Sekretaris Jenderal (Sekjend) DPP ARUN, Bungas T Fernando Duling, menjelaskan berdasarkan persidangan disebutkan bahwa Ganjar diduga menerima uang sebesar 500rb USD.
“Bukan kah di dalam fakta persidangan 2 orang saksi menyatakan Ganjar terima uang sebesar 500 ribu USD. Bahwa Setya Novanto serta Muhammad Nazaruddin yang menyebut bahwa Ganjar Pranowo terlibat dalam kasus korupsi tersebut,” kata Nando, sapaan akrabnya, dalam keterangan tertulis yang diterima MCMNEWS.ID, Senin, 13 November 2023.
Nando pun menyinggung beberapa tokoh yang bungkam terkait dugaan keterlibatan Ganjar dikasus korupsi E-KTP.
Begitu pula bungkamnya tokoh-tokoh dan komponen terhadap viralnya kembali kasus korupsi E-KTP yang melibatkan salah satu Capres 2024,” tegasnya.
Menurutnya dalam kontestasi Pemilihan Presiden (Pilpres) tidak boleh adanya peserta yang terlibat dalam kasus korupsi.

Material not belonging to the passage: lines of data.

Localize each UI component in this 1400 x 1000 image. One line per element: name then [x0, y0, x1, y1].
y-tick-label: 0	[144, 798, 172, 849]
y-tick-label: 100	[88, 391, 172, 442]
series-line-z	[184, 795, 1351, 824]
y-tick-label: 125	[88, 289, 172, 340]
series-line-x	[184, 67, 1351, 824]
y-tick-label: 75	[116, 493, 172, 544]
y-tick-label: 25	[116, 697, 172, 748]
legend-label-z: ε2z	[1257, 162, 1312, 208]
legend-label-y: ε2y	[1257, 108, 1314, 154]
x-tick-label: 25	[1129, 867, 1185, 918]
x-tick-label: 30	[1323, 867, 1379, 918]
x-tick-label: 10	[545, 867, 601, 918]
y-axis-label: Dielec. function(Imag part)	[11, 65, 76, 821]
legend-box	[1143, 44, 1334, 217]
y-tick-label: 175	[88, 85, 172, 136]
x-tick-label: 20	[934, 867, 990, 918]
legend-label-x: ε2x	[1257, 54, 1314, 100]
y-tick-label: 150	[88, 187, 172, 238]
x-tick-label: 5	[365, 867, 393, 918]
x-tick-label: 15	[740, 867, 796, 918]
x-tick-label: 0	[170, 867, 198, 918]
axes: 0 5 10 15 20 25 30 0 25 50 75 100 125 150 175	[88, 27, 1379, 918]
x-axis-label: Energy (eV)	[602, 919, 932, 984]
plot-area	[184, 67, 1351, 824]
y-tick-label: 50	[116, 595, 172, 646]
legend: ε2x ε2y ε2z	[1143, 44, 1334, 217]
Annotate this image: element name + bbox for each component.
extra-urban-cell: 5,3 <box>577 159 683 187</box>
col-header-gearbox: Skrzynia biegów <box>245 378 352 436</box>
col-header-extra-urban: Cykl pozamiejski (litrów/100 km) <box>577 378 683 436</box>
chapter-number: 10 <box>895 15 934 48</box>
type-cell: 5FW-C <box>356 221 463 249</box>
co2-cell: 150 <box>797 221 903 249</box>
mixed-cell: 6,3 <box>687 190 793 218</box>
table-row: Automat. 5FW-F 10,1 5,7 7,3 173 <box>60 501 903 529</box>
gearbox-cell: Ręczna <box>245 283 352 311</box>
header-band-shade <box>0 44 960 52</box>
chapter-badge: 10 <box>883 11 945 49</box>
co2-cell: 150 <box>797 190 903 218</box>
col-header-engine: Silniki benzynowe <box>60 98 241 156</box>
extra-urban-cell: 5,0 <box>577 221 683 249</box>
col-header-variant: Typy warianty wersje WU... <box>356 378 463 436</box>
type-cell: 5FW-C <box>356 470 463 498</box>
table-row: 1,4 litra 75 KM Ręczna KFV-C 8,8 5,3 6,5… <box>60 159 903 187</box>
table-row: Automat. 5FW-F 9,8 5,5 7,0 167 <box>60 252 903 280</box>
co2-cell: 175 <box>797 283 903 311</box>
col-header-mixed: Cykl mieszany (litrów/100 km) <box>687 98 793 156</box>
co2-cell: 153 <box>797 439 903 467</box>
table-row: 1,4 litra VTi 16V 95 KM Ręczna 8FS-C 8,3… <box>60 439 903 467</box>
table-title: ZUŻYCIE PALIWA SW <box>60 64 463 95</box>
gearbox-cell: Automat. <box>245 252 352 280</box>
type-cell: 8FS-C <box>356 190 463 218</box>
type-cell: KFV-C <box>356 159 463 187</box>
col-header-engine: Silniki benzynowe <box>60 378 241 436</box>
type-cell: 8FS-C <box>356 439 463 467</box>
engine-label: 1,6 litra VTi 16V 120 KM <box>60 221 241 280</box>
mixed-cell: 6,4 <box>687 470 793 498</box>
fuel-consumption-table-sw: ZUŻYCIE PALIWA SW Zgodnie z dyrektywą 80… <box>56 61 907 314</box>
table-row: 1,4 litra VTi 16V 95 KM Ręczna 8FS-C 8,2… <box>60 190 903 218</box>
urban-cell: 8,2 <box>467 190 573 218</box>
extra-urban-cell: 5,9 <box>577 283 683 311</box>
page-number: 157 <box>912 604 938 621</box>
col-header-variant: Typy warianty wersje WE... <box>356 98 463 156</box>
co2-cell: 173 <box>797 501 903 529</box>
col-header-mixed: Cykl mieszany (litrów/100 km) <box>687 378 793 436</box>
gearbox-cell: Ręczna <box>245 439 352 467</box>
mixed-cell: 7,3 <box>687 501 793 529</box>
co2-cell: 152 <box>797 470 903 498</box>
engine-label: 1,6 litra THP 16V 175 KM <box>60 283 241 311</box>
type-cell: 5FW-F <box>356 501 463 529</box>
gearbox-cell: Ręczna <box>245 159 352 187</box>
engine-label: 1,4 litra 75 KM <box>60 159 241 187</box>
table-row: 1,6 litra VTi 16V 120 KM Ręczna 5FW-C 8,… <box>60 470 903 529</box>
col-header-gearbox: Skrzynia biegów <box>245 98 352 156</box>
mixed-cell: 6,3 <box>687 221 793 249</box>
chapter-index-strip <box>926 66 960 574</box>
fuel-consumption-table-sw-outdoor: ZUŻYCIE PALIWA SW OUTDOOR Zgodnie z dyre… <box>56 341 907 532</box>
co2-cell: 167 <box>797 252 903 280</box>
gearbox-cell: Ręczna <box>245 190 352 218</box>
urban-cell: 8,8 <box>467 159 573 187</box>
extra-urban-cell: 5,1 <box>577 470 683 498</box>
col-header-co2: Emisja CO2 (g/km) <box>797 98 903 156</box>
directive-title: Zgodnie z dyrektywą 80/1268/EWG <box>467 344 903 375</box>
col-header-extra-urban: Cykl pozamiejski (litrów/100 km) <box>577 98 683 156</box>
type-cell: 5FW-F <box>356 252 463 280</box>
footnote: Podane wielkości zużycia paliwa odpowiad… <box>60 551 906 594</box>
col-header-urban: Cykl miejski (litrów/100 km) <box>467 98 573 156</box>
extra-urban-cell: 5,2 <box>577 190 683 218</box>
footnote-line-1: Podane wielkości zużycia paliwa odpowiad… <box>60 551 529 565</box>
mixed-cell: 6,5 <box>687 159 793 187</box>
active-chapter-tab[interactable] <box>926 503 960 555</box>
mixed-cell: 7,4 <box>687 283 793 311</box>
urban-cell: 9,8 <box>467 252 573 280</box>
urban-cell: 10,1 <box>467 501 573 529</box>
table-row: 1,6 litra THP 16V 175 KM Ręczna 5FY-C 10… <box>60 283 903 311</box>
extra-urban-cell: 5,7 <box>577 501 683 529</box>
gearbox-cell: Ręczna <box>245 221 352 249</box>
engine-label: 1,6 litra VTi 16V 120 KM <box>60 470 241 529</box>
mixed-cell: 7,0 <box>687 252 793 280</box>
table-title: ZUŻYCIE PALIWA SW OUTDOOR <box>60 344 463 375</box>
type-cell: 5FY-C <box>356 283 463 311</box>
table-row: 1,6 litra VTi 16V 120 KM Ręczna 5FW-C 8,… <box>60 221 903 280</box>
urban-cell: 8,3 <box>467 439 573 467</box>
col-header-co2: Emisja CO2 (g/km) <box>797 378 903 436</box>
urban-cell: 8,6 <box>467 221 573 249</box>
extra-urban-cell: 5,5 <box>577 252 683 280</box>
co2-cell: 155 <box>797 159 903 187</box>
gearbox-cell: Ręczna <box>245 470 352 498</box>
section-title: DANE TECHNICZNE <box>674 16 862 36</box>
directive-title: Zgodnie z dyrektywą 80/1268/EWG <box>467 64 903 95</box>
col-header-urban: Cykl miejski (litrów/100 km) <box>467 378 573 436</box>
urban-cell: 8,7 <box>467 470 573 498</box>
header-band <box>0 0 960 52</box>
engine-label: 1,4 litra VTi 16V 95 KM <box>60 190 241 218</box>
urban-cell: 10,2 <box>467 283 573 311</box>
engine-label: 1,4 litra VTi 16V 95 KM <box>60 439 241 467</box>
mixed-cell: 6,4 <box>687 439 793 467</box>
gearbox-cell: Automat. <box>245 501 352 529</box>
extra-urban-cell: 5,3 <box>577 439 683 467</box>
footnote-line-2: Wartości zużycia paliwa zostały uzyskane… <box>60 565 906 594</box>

Ia pun meminta kepada Kejaksaan Agung untuk dapat kembali membongkar kasus E-KTP karena diduga adanya keterlibatan salah satu kontestan.
“ARUN memutuskan akan mengambil langkah terhadap persoalan korupsi E-KTP dan langkah-langkah lainnya yaitu mendorong agar Kejaksaan Agung RI dapat kembali mengungkap dan membongkar keterlibatan Ganjar dalam pusaran kasus e-KTP,” pungkas Nando.